South Lanarkshire Cooperatives Objects
2012 was the United Nations (UN) International Year of Cooperatives.
"Cooperatives are a reminder to the international community that it is possible to pursue both economic viability and social responsibility."
United Nations Secretary-General Ban Ki-moon 2011. "Co-operatives are businesses owned and run by and for their members. Whether the members are the customers, employees or residents they have an equal say in what the business does and a share in the profits."
The cooperative movement has grown from a small shop in Lancashire in 1844 to a world-wide movement.
In 1844 Rochdale Pioneers Society opened their shop near Manchester with a capital of £28, starting a period of startling co-operative growth.
Just 4 years later a coop shop opened near Rutherglen Cross.
Hamilton Cooperative Society opened at 31 Chapel Street in 1861 and was one of many cooperative shops in South Lanarkshire. Between 1907 and 1914, when a new Ford car cost £190, the Hamilton Coop baking society had a bakery, shop and dining rooms in Union and Quarry Streets, Hamilton.
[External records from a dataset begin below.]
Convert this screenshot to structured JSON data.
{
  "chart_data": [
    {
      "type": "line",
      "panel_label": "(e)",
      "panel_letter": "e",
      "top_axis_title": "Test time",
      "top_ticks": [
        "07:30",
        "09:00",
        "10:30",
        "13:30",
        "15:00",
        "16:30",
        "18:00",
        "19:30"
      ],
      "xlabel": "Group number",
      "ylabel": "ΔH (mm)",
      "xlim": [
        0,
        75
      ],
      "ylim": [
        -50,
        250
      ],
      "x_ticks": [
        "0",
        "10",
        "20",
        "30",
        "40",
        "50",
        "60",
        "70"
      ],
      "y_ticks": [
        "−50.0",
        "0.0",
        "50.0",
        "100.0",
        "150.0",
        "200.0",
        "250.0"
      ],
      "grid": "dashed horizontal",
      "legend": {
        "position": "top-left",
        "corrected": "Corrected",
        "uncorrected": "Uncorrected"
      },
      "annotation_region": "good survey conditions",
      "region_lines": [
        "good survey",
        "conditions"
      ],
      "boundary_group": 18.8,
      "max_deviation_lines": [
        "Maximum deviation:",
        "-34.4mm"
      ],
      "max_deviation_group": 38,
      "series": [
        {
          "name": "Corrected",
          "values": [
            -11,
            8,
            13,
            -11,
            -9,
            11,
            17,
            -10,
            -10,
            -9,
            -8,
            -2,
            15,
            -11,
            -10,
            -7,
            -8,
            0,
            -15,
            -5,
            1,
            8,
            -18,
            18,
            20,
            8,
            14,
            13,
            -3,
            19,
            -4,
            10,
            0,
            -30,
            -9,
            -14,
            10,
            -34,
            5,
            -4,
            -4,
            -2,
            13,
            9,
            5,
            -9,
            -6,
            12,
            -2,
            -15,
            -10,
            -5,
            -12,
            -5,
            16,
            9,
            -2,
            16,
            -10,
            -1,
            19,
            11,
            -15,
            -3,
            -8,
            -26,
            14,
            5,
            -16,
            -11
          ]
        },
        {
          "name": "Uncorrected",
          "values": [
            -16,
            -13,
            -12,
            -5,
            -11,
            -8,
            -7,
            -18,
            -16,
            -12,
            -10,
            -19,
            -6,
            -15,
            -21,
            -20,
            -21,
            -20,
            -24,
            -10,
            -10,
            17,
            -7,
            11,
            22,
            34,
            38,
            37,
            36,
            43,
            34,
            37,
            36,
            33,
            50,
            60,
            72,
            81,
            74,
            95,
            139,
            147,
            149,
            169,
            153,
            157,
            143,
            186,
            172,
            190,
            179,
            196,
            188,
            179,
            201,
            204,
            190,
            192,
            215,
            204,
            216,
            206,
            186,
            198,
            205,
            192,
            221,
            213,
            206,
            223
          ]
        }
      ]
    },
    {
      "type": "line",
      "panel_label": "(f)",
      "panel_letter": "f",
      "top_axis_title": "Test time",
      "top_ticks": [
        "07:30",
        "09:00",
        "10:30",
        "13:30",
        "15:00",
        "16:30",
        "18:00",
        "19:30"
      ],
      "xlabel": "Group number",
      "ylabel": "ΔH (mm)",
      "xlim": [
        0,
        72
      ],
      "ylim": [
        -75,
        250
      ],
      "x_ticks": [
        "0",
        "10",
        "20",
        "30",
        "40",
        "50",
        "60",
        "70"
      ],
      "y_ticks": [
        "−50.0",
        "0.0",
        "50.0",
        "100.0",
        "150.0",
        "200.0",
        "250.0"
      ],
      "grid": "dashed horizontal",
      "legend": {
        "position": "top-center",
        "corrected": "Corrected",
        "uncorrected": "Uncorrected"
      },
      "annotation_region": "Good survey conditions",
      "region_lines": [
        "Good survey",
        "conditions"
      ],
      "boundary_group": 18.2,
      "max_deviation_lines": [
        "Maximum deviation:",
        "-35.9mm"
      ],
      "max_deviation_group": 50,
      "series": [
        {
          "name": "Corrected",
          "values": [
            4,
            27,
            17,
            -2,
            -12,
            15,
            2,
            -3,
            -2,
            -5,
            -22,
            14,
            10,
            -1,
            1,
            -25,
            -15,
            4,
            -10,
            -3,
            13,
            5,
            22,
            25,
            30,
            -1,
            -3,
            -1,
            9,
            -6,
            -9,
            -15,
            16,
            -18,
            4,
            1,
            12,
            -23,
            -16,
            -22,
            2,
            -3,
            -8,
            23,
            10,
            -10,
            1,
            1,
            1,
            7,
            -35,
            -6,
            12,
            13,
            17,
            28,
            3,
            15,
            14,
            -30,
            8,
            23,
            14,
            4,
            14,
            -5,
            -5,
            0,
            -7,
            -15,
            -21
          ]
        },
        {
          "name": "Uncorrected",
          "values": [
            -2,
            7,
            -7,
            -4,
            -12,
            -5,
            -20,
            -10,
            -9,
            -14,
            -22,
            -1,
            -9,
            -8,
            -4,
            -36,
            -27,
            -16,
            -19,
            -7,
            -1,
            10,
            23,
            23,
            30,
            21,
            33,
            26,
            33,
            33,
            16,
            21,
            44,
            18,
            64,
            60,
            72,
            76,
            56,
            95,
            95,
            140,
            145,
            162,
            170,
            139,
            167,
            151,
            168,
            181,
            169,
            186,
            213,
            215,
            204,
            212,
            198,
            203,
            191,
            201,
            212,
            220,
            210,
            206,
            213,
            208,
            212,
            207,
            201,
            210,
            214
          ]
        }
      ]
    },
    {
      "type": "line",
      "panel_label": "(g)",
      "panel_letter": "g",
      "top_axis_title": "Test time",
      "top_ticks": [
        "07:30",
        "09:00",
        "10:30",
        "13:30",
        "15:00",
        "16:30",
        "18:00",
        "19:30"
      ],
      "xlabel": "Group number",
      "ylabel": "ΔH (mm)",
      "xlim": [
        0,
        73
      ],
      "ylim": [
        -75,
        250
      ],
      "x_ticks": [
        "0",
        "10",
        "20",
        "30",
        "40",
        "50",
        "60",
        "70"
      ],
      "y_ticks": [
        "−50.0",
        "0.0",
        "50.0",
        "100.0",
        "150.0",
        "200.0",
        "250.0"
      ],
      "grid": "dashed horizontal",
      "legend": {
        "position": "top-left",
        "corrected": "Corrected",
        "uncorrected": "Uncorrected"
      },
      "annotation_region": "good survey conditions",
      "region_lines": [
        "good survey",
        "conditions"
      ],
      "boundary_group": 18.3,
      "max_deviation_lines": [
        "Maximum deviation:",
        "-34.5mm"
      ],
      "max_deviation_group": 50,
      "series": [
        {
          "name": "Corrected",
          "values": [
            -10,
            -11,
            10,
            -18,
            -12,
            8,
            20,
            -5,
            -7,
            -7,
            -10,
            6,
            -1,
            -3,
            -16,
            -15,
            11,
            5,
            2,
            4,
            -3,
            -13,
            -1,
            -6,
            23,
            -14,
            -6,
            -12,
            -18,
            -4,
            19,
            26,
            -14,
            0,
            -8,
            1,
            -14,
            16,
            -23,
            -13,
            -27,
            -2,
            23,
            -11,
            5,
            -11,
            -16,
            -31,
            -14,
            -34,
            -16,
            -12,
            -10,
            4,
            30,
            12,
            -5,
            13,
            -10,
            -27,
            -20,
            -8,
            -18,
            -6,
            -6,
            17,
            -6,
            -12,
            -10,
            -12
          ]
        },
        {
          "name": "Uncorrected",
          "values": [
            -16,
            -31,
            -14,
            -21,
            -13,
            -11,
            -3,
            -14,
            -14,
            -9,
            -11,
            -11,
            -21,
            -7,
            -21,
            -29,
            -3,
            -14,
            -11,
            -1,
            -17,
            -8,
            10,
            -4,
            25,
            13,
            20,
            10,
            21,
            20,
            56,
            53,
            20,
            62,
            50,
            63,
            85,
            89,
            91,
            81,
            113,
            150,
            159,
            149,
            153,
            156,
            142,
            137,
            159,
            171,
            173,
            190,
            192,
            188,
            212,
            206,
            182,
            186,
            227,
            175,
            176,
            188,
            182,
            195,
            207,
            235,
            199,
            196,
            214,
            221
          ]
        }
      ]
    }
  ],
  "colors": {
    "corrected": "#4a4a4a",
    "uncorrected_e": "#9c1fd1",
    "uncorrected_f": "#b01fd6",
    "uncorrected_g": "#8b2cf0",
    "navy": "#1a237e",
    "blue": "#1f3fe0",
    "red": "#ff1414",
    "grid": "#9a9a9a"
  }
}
The objects on display illustrate the impact of the Cooperative movement in South Lanarkshire. These are:
- A distinctive commemorative teapot to celebrate 70 years of the East Kilbride Co-Operative Society Limited (1862-1932) , made by Gibson's pottery, Staffordshire.
- An unusual design of plate was produced for the Avonbank Co-operative Society to commemorate the opening of their Chapel Street, Rutherglen premises, in December 1905. The plate is made by J & M P Bell of Glasgow.
- More than 100 years ago the Co-op in Scotland produced a newspaper for its members. The Scottish Co-Operator - A Journal of Progress and Economy. Number 890 Volume XXIII 5 November 1915 runs to 28 pages and was printed by the Scottish Co-operative Wholesale Society Limited, Shieldhall, Glasgow. This war-time issue features an advertisement for margarine on the front cover.